GRATITUDE MONTH: DAY 14: “You can brainwash yourself to make yourself believe you are in heaven or in hell, at any given moment.” ― Ilwaad Isa
I have seen how what I focus on creates the reality of my life in that moment. If I am focused on self-centered fear (Ego…Screaming Purple Monkeys…SPM), then I am going to be completely blocked from the love and miracles that surround me all the time.
I am only focused on the problems of my life. And, so far, I am incapable of resolving any of them by focusing on them. It is only when I remove my focus to something else that resolution occurs. And it is very seldom anything that I can create.
It is always the work of the Universal Power, in some aspect, that comes along to resolve the things that I deem as problematic.
It is ALWAYS going to be a shift in my perspective that creates resolution. Most of the time, I am completely clueless about what the problem really is. I may think it is a problem of not enough money, but that is ALWAYS coming back to me as a problem of not enough faith in the Universe to take care of my needs…again and again.

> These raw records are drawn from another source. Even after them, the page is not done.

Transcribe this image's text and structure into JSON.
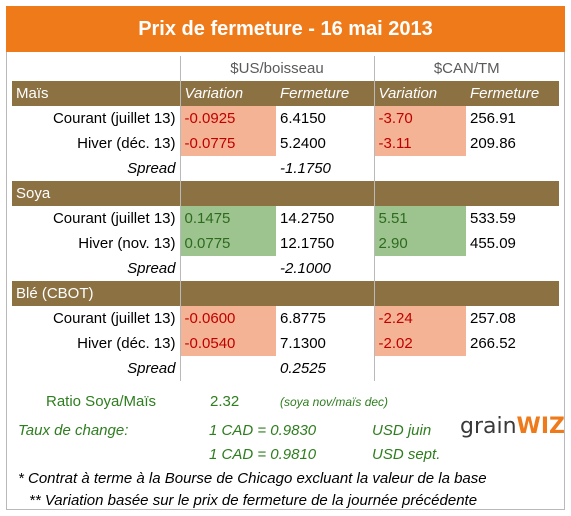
{
  "title": "Prix de fermeture - 16 mai 2013",
  "headers": {
    "usd_group": "$US/boisseau",
    "cad_group": "$CAN/TM",
    "variation": "Variation",
    "fermeture": "Fermeture"
  },
  "sections": [
    {
      "name": "Maïs",
      "rows": [
        {
          "label": "Courant (juillet 13)",
          "usd_var": "-0.0925",
          "usd_close": "6.4150",
          "cad_var": "-3.70",
          "cad_close": "256.91",
          "sign": "neg"
        },
        {
          "label": "Hiver (déc. 13)",
          "usd_var": "-0.0775",
          "usd_close": "5.2400",
          "cad_var": "-3.11",
          "cad_close": "209.86",
          "sign": "neg"
        }
      ],
      "spread_label": "Spread",
      "spread_value": "-1.1750"
    },
    {
      "name": "Soya",
      "rows": [
        {
          "label": "Courant (juillet 13)",
          "usd_var": "0.1475",
          "usd_close": "14.2750",
          "cad_var": "5.51",
          "cad_close": "533.59",
          "sign": "pos"
        },
        {
          "label": "Hiver (nov. 13)",
          "usd_var": "0.0775",
          "usd_close": "12.1750",
          "cad_var": "2.90",
          "cad_close": "455.09",
          "sign": "pos"
        }
      ],
      "spread_label": "Spread",
      "spread_value": "-2.1000"
    },
    {
      "name": "Blé (CBOT)",
      "rows": [
        {
          "label": "Courant (juillet 13)",
          "usd_var": "-0.0600",
          "usd_close": "6.8775",
          "cad_var": "-2.24",
          "cad_close": "257.08",
          "sign": "neg"
        },
        {
          "label": "Hiver (déc. 13)",
          "usd_var": "-0.0540",
          "usd_close": "7.1300",
          "cad_var": "-2.02",
          "cad_close": "266.52",
          "sign": "neg"
        }
      ],
      "spread_label": "Spread",
      "spread_value": "0.2525"
    }
  ],
  "ratio": {
    "label": "Ratio Soya/Maïs",
    "value": "2.32",
    "note": "(soya nov/maïs dec)"
  },
  "exchange": {
    "label": "Taux de change:",
    "rate1": "1 CAD =  0.9830",
    "unit1": "USD juin",
    "rate2": "1 CAD =  0.9810",
    "unit2": "USD sept."
  },
  "footnotes": {
    "note1": "* Contrat à terme à la Bourse de Chicago excluant la valeur de la base",
    "note2": "** Variation basée sur le prix de fermeture de la journée précédente"
  },
  "logo": {
    "part1": "grain",
    "part2": "WIZ"
  },
  "colors": {
    "title_bg": "#ef7a1a",
    "section_bg": "#8c7143",
    "negative_bg": "#f4b394",
    "negative_text": "#c00000",
    "positive_bg": "#9dc48f",
    "positive_text": "#2e6b1f"
  }
}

So, I have learned to focus on all the billions of things that are good and fine in the world I inhabit…my energy, my health, my beautiful surroundings, my arms, my legs, my heartbeat, the lessons I have learned (even when I knew they were insurmountable problems!), the people who come to teach me, over and over, the new lessons waiting for me. The sun, the moon, the stars, the air, the water, the amazing animals that open my heart each day, my hands…omg! I can do the MOST astonishing things with my hands…hundreds of really cool and amazing things…I LOVE, REALLY LOVE my hands! Wow! And if I do not make it a point to love them, I take them for granted.

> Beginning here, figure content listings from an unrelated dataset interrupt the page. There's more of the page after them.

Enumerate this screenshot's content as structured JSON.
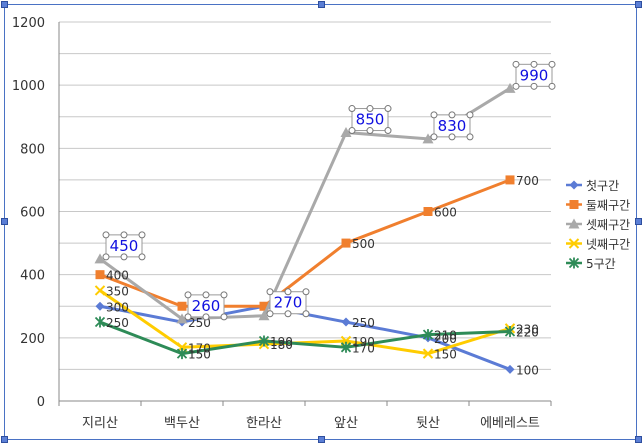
{
  "chart_data": {
    "type": "line",
    "title": "",
    "xlabel": "",
    "ylabel": "",
    "ylim": [
      0,
      1200
    ],
    "ytick_step": 100,
    "ytick_label_step": 200,
    "grid": true,
    "legend_position": "right",
    "categories": [
      "지리산",
      "백두산",
      "한라산",
      "앞산",
      "뒷산",
      "에베레스트"
    ],
    "series": [
      {
        "name": "첫구간",
        "color": "#5b7bd5",
        "marker": "diamond",
        "values": [
          300,
          250,
          300,
          250,
          200,
          100
        ]
      },
      {
        "name": "둘째구간",
        "color": "#f07f2e",
        "marker": "square",
        "values": [
          400,
          300,
          300,
          500,
          600,
          700
        ]
      },
      {
        "name": "셋째구간",
        "color": "#a9a9a9",
        "marker": "triangle",
        "values": [
          450,
          260,
          270,
          850,
          830,
          990
        ]
      },
      {
        "name": "넷째구간",
        "color": "#ffcc00",
        "marker": "x",
        "values": [
          350,
          170,
          180,
          190,
          150,
          230
        ]
      },
      {
        "name": "5구간",
        "color": "#2e8b57",
        "marker": "star",
        "values": [
          250,
          150,
          190,
          170,
          210,
          220
        ]
      }
    ],
    "highlighted_series": "셋째구간",
    "highlight_label_color": "#1010e0"
  }
}
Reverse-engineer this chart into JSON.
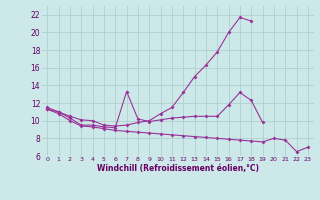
{
  "xlabel": "Windchill (Refroidissement éolien,°C)",
  "bg_color": "#cce8e8",
  "grid_color": "#aacccc",
  "line_color": "#993399",
  "xlim": [
    -0.5,
    23.5
  ],
  "ylim": [
    6,
    23
  ],
  "xticks": [
    0,
    1,
    2,
    3,
    4,
    5,
    6,
    7,
    8,
    9,
    10,
    11,
    12,
    13,
    14,
    15,
    16,
    17,
    18,
    19,
    20,
    21,
    22,
    23
  ],
  "yticks": [
    6,
    8,
    10,
    12,
    14,
    16,
    18,
    20,
    22
  ],
  "line1_x": [
    0,
    1,
    2,
    3,
    4,
    5,
    6,
    7,
    8,
    9,
    10,
    11,
    12,
    13,
    14,
    15,
    16,
    17,
    18
  ],
  "line1_y": [
    11.5,
    11.0,
    10.5,
    10.1,
    10.0,
    9.5,
    9.4,
    9.5,
    9.8,
    10.0,
    10.8,
    11.5,
    13.2,
    15.0,
    16.3,
    17.8,
    20.0,
    21.7,
    21.3
  ],
  "line2_x": [
    0,
    1,
    2,
    3,
    4,
    5,
    6,
    7,
    8,
    9,
    10,
    11,
    12,
    13,
    14,
    15,
    16,
    17,
    18,
    19
  ],
  "line2_y": [
    11.3,
    11.0,
    10.3,
    9.5,
    9.5,
    9.3,
    9.2,
    13.3,
    10.2,
    9.9,
    10.1,
    10.3,
    10.4,
    10.5,
    10.5,
    10.5,
    11.8,
    13.2,
    12.3,
    9.8
  ],
  "line3_x": [
    0,
    1,
    2,
    3,
    4,
    5,
    6,
    7,
    8,
    9,
    10,
    11,
    12,
    13,
    14,
    15,
    16,
    17,
    18,
    19,
    20,
    21,
    22,
    23
  ],
  "line3_y": [
    11.3,
    10.8,
    10.0,
    9.4,
    9.3,
    9.1,
    8.9,
    8.8,
    8.7,
    8.6,
    8.5,
    8.4,
    8.3,
    8.2,
    8.1,
    8.0,
    7.9,
    7.8,
    7.7,
    7.6,
    8.0,
    7.8,
    6.5,
    7.0
  ]
}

AND, I am absolutely convinced I would be the loudest screamer in the world if I did not have my hands. I would be hysterical if I lost even one finger. OMG! So, why is it that I have to work so hard to say thank you to my amazing hands?

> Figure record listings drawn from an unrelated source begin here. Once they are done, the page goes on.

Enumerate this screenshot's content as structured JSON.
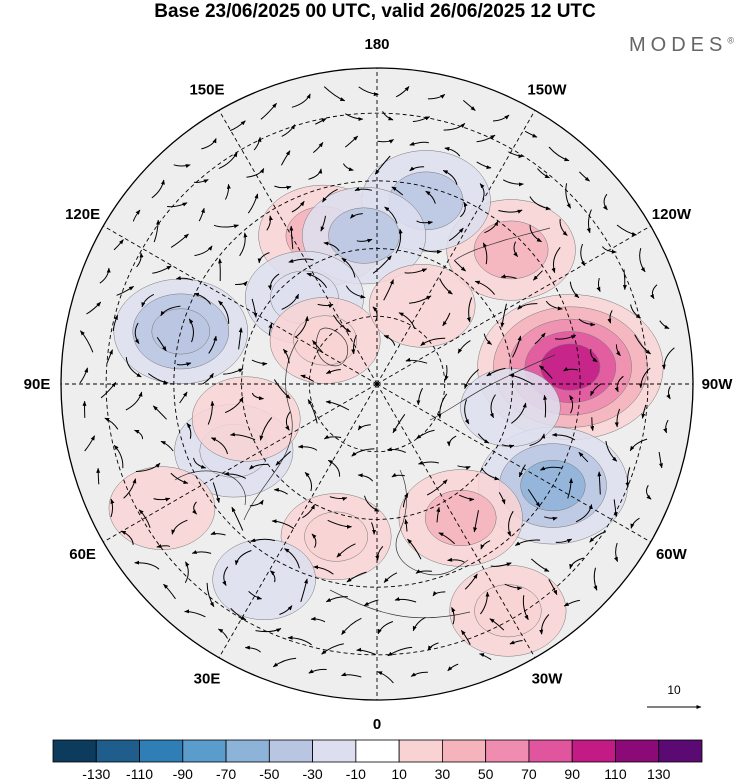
{
  "title": "Base 23/06/2025 00 UTC, valid 26/06/2025 12 UTC",
  "brand": "MODES",
  "brand_mark": "®",
  "longitude_labels": [
    {
      "text": "180",
      "lon": 180
    },
    {
      "text": "150E",
      "lon": 150
    },
    {
      "text": "120E",
      "lon": 120
    },
    {
      "text": "90E",
      "lon": 90
    },
    {
      "text": "60E",
      "lon": 60
    },
    {
      "text": "30E",
      "lon": 30
    },
    {
      "text": "0",
      "lon": 0
    },
    {
      "text": "30W",
      "lon": -30
    },
    {
      "text": "60W",
      "lon": -60
    },
    {
      "text": "90W",
      "lon": -90
    },
    {
      "text": "120W",
      "lon": -120
    },
    {
      "text": "150W",
      "lon": -150
    }
  ],
  "vector_reference": {
    "label": "10"
  },
  "colorbar": {
    "colors": [
      "#0d3b5e",
      "#1f5d8c",
      "#2f7fb6",
      "#5a9ccb",
      "#8db3d8",
      "#b9c6e2",
      "#dddff0",
      "#ffffff",
      "#f9d3d3",
      "#f5b3bc",
      "#ef8cb0",
      "#e1549e",
      "#c21b86",
      "#8c0a78",
      "#5c0a73"
    ],
    "tick_labels": [
      "-130",
      "-110",
      "-90",
      "-70",
      "-50",
      "-30",
      "-10",
      "10",
      "30",
      "50",
      "70",
      "90",
      "110",
      "130"
    ]
  },
  "anomaly_centers": [
    {
      "lon": -95,
      "lat": 47,
      "value": 95
    },
    {
      "lon": -135,
      "lat": 48,
      "value": 40
    },
    {
      "lon": -60,
      "lat": 45,
      "value": -60
    },
    {
      "lon": -32,
      "lat": 55,
      "value": 35
    },
    {
      "lon": -30,
      "lat": 32,
      "value": 28
    },
    {
      "lon": 160,
      "lat": 55,
      "value": 40
    },
    {
      "lon": -165,
      "lat": 48,
      "value": -40
    },
    {
      "lon": 175,
      "lat": 57,
      "value": -35
    },
    {
      "lon": 105,
      "lat": 45,
      "value": -45
    },
    {
      "lon": 140,
      "lat": 65,
      "value": -30
    },
    {
      "lon": 65,
      "lat": 55,
      "value": -30
    },
    {
      "lon": 75,
      "lat": 60,
      "value": 20
    },
    {
      "lon": 60,
      "lat": 35,
      "value": 18
    },
    {
      "lon": 15,
      "lat": 55,
      "value": 22
    },
    {
      "lon": 130,
      "lat": 75,
      "value": 22
    },
    {
      "lon": -150,
      "lat": 70,
      "value": 18
    },
    {
      "lon": 30,
      "lat": 40,
      "value": -15
    },
    {
      "lon": -80,
      "lat": 60,
      "value": -12
    }
  ]
}
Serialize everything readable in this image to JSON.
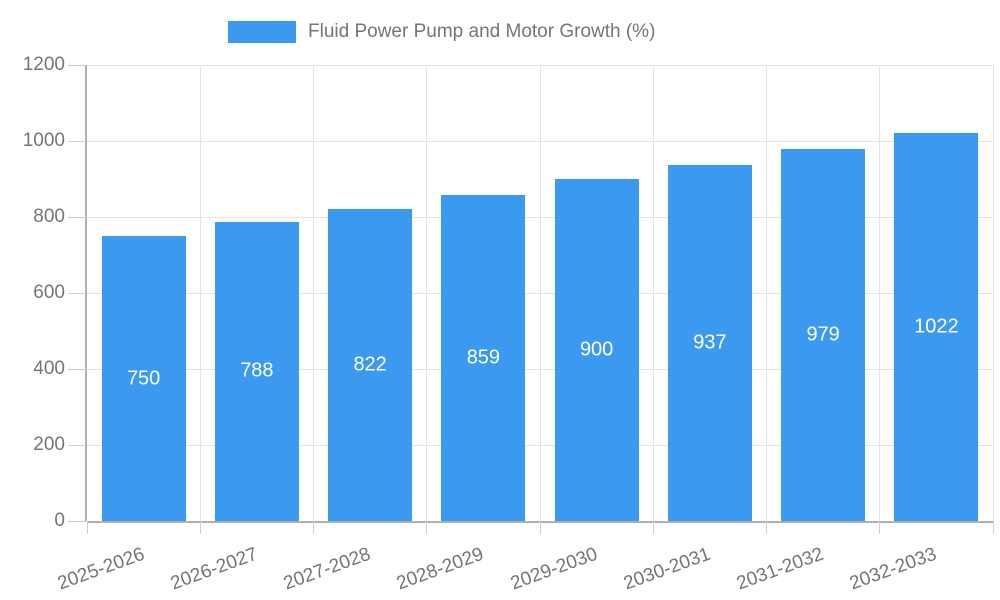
{
  "legend": {
    "label": "Fluid Power Pump and Motor Growth (%)"
  },
  "chart_data": {
    "type": "bar",
    "title": "Fluid Power Pump and Motor Growth (%)",
    "categories": [
      "2025-2026",
      "2026-2027",
      "2027-2028",
      "2028-2029",
      "2029-2030",
      "2030-2031",
      "2031-2032",
      "2032-2033"
    ],
    "values": [
      750,
      788,
      822,
      859,
      900,
      937,
      979,
      1022
    ],
    "xlabel": "",
    "ylabel": "",
    "ylim": [
      0,
      1200
    ],
    "yticks": [
      0,
      200,
      400,
      600,
      800,
      1000,
      1200
    ],
    "grid": true,
    "legend_position": "top-center",
    "value_labels": "inside-center",
    "colors": {
      "bar": "#3b9aef",
      "bar_value_text": "#ffffff",
      "axis_text": "#757575",
      "gridline": "#e3e3e3",
      "axis_line": "#b0b0b0",
      "tick": "#cccccc"
    }
  }
}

Isn’t THAT the true nature of addiction? To take all of our millions of blessings for granted, every day, all the time…and whine about some stupid shit that happened when someone cuts us off on the freeway or someone as self-centered as me does something to hurt my wittle baby feelings???? Geez! Get a grip!
So, gratitude is the way I live in heaven today, because I do.
OR, lack of it is the way I live in hell today, because I have. Your choice, where you gonna live?